Die Beschränkung der Zuckerpolitik der EU auf diese Instrumente hat in Verbindung mit der Öffnung des Binnenmarktes für Zuckereinfuhren aus zahlreichen Drittstaaten, darunter insbesondere aus vielen Entwicklungsländern, somit dazu geführt, dass die Europäische Union heute über einen der liberalsten Zuckermärkte der Welt verfügt.

Situation heute - ungleicher Wettbewerb im Weltmarkt

Der EU-Zuckermarkt ist einer der offensten Märkte der Welt. Etwa 100 Länder können derzeit entweder zollfrei oder zum günstigeren Zollsatz ihren Zucker in die EU einführen. Dabei steht der deutsche Zuckerrübenanbau in unfairem Wettbewerb mit anderen Zuckerproduzenten. Denn große zuckererzeugende Drittstaaten subventionieren ihre Exporte – in besonderem Maße die fünf größten Zuckererzeuger bzw. Zuckerexporteure auf dem Weltmarkt: Brasilien, Indien, Thailand, Australien und Mexiko. Oder sie verlagern – wie beispielsweise Brasilien – bei der entsprechenden Preiskonstellation an den Rohstoffmärkten ihre Produktion von Ethanol zu Zucker. Zu den zusätzlichen indirekten Subventionen gehören unter anderem hohe Mindestgarantiepreise für den heimischen Zucker, die Bereitstellung vergünstigter Kredite sowie die Quersubventionierung der Zuckerexporte. Die Folge dieser Subventionen: Der Weltmarktpreis für Zucker ist dramatisch gesunken.

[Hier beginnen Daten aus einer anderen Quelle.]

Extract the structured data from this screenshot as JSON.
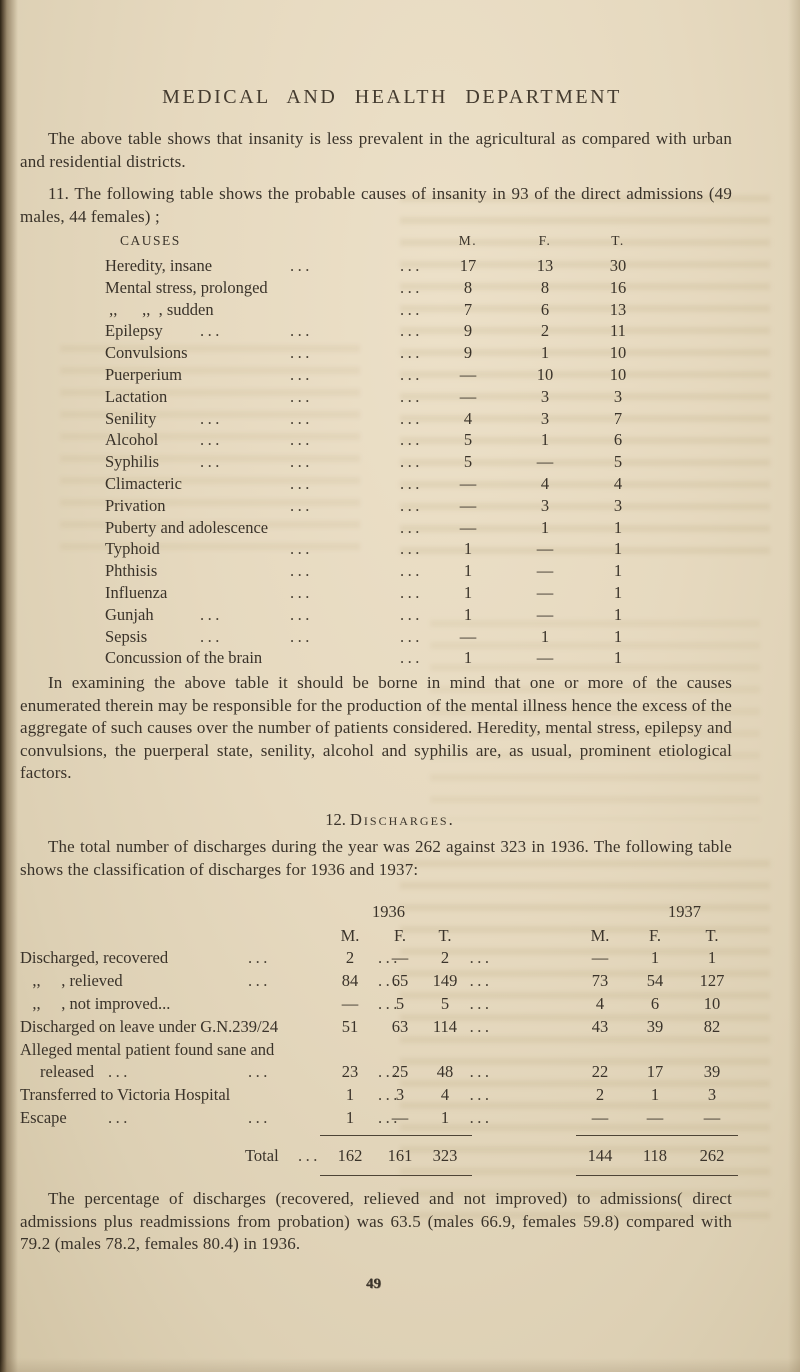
{
  "page": {
    "title": "MEDICAL AND HEALTH DEPARTMENT",
    "number": "49"
  },
  "paragraphs": {
    "intro": "The above table shows that insanity is less prevalent in the agricultural as compared with urban and residential districts.",
    "causes_intro": "11. The following table shows the probable causes of insanity in 93 of the direct admissions (49 males, 44 females) ;",
    "examining": "In examining the above table it should be borne in mind that one or more of the causes enumerated therein may be responsible for the production of the mental illness hence the excess of the aggregate of such causes over the number of patients considered. Heredity, mental stress, epilepsy and convulsions, the puerperal state, senility, alcohol and syphilis are, as usual, prominent etiological factors.",
    "discharges_intro": "The total number of discharges during the year was 262 against 323 in 1936. The following table shows the classification of discharges for 1936 and 1937:",
    "closing": "The percentage of discharges (recovered, relieved and not improved) to admissions( direct admissions plus readmissions from probation) was 63.5 (males 66.9, females 59.8) compared with 79.2 (males 78.2, females 80.4) in 1936."
  },
  "causes_table": {
    "columns": {
      "causes": "CAUSES",
      "m": "M.",
      "f": "F.",
      "t": "T."
    },
    "rows": [
      {
        "label": "Heredity, insane",
        "dots": [
          "",
          "...",
          "..."
        ],
        "m": "17",
        "f": "13",
        "t": "30"
      },
      {
        "label": "Mental stress, prolonged",
        "dots": [
          "",
          "",
          "..."
        ],
        "m": "8",
        "f": "8",
        "t": "16"
      },
      {
        "label": " ,,      ,,  , sudden",
        "dots": [
          "",
          "",
          "..."
        ],
        "m": "7",
        "f": "6",
        "t": "13"
      },
      {
        "label": "Epilepsy",
        "dots": [
          "...",
          "...",
          "..."
        ],
        "m": "9",
        "f": "2",
        "t": "11"
      },
      {
        "label": "Convulsions",
        "dots": [
          "",
          "...",
          "..."
        ],
        "m": "9",
        "f": "1",
        "t": "10"
      },
      {
        "label": "Puerperium",
        "dots": [
          "",
          "...",
          "..."
        ],
        "m": "—",
        "f": "10",
        "t": "10"
      },
      {
        "label": "Lactation",
        "dots": [
          "",
          "...",
          "..."
        ],
        "m": "—",
        "f": "3",
        "t": "3"
      },
      {
        "label": "Senility",
        "dots": [
          "...",
          "...",
          "..."
        ],
        "m": "4",
        "f": "3",
        "t": "7"
      },
      {
        "label": "Alcohol",
        "dots": [
          "...",
          "...",
          "..."
        ],
        "m": "5",
        "f": "1",
        "t": "6"
      },
      {
        "label": "Syphilis",
        "dots": [
          "...",
          "...",
          "..."
        ],
        "m": "5",
        "f": "—",
        "t": "5"
      },
      {
        "label": "Climacteric",
        "dots": [
          "",
          "...",
          "..."
        ],
        "m": "—",
        "f": "4",
        "t": "4"
      },
      {
        "label": "Privation",
        "dots": [
          "",
          "...",
          "..."
        ],
        "m": "—",
        "f": "3",
        "t": "3"
      },
      {
        "label": "Puberty and adolescence",
        "dots": [
          "",
          "",
          "..."
        ],
        "m": "—",
        "f": "1",
        "t": "1"
      },
      {
        "label": "Typhoid",
        "dots": [
          "",
          "...",
          "..."
        ],
        "m": "1",
        "f": "—",
        "t": "1"
      },
      {
        "label": "Phthisis",
        "dots": [
          "",
          "...",
          "..."
        ],
        "m": "1",
        "f": "—",
        "t": "1"
      },
      {
        "label": "Influenza",
        "dots": [
          "",
          "...",
          "..."
        ],
        "m": "1",
        "f": "—",
        "t": "1"
      },
      {
        "label": "Gunjah",
        "dots": [
          "...",
          "...",
          "..."
        ],
        "m": "1",
        "f": "—",
        "t": "1"
      },
      {
        "label": "Sepsis",
        "dots": [
          "...",
          "...",
          "..."
        ],
        "m": "—",
        "f": "1",
        "t": "1"
      },
      {
        "label": "Concussion of the brain",
        "dots": [
          "",
          "",
          "..."
        ],
        "m": "1",
        "f": "—",
        "t": "1"
      }
    ]
  },
  "discharges_section": {
    "heading": {
      "number": "12.",
      "text": "Discharges."
    },
    "table": {
      "years": [
        "1936",
        "1937"
      ],
      "sub_columns": [
        "M.",
        "F.",
        "T."
      ],
      "rows": [
        {
          "label": "Discharged, recovered",
          "dots": [
            "...",
            "..."
          ],
          "sep": "...",
          "y1936": [
            "2",
            "—",
            "2"
          ],
          "y1937": [
            "—",
            "1",
            "1"
          ]
        },
        {
          "label": "   ,,     , relieved",
          "dots": [
            "...",
            "..."
          ],
          "sep": "...",
          "y1936": [
            "84",
            "65",
            "149"
          ],
          "y1937": [
            "73",
            "54",
            "127"
          ]
        },
        {
          "label": "   ,,     , not improved...",
          "dots": [
            "",
            "..."
          ],
          "sep": "...",
          "y1936": [
            "—",
            "5",
            "5"
          ],
          "y1937": [
            "4",
            "6",
            "10"
          ]
        },
        {
          "label": "Discharged on leave under G.N.239/24",
          "dots": [
            "",
            ""
          ],
          "sep": "...",
          "y1936": [
            "51",
            "63",
            "114"
          ],
          "y1937": [
            "43",
            "39",
            "82"
          ]
        },
        {
          "label": "Alleged mental patient found sane and",
          "label2": "released",
          "dots": [
            "...",
            "...",
            "..."
          ],
          "sep": "...",
          "y1936": [
            "23",
            "25",
            "48"
          ],
          "y1937": [
            "22",
            "17",
            "39"
          ]
        },
        {
          "label": "Transferred to Victoria Hospital",
          "dots": [
            "",
            "..."
          ],
          "sep": "...",
          "y1936": [
            "1",
            "3",
            "4"
          ],
          "y1937": [
            "2",
            "1",
            "3"
          ]
        },
        {
          "label": "Escape",
          "dots": [
            "...",
            "...",
            "..."
          ],
          "sep": "...",
          "y1936": [
            "1",
            "—",
            "1"
          ],
          "y1937": [
            "—",
            "—",
            "—"
          ]
        }
      ],
      "total": {
        "label": "Total",
        "leader": "...",
        "y1936": [
          "162",
          "161",
          "323"
        ],
        "y1937": [
          "144",
          "118",
          "262"
        ]
      }
    }
  }
}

Hiesige Zuckererzeuger müssen ohne Subventionen auskommen. Sie geraten auf dem EU Binnenmarkt unter erheblichen Preisdruck und können kaum gegen die subventionierten Importe aus Drittländern konkurrieren. Zudem sind rentable Zuckerexporte aus der EU unter diesen Bedingungen für sie nicht möglich.

Das führt dazu, dass sich die Zuckerwirtschaft heute in einer wirtschaftlich angespannten Situation befindet. Im Dezember 2017, kurz nach Abschaffung der Quotenregelung, unterschritt der von der Europäischen Kommission veröffentlichte durchschnittliche Preis für Weißzucker erstmals den Referenzschwellenwert von 404,40 Euro pro Tonne und erholt sich seitdem kaum bzw. schwer. Dieses historisch niedrige Preisniveau bedroht die Rentabilität der Zuckerwirtschaft und hat bereits Fabrikschließungen am eigentlich wettbewerbsfähigen Standort Deutschland nach sich gezogen.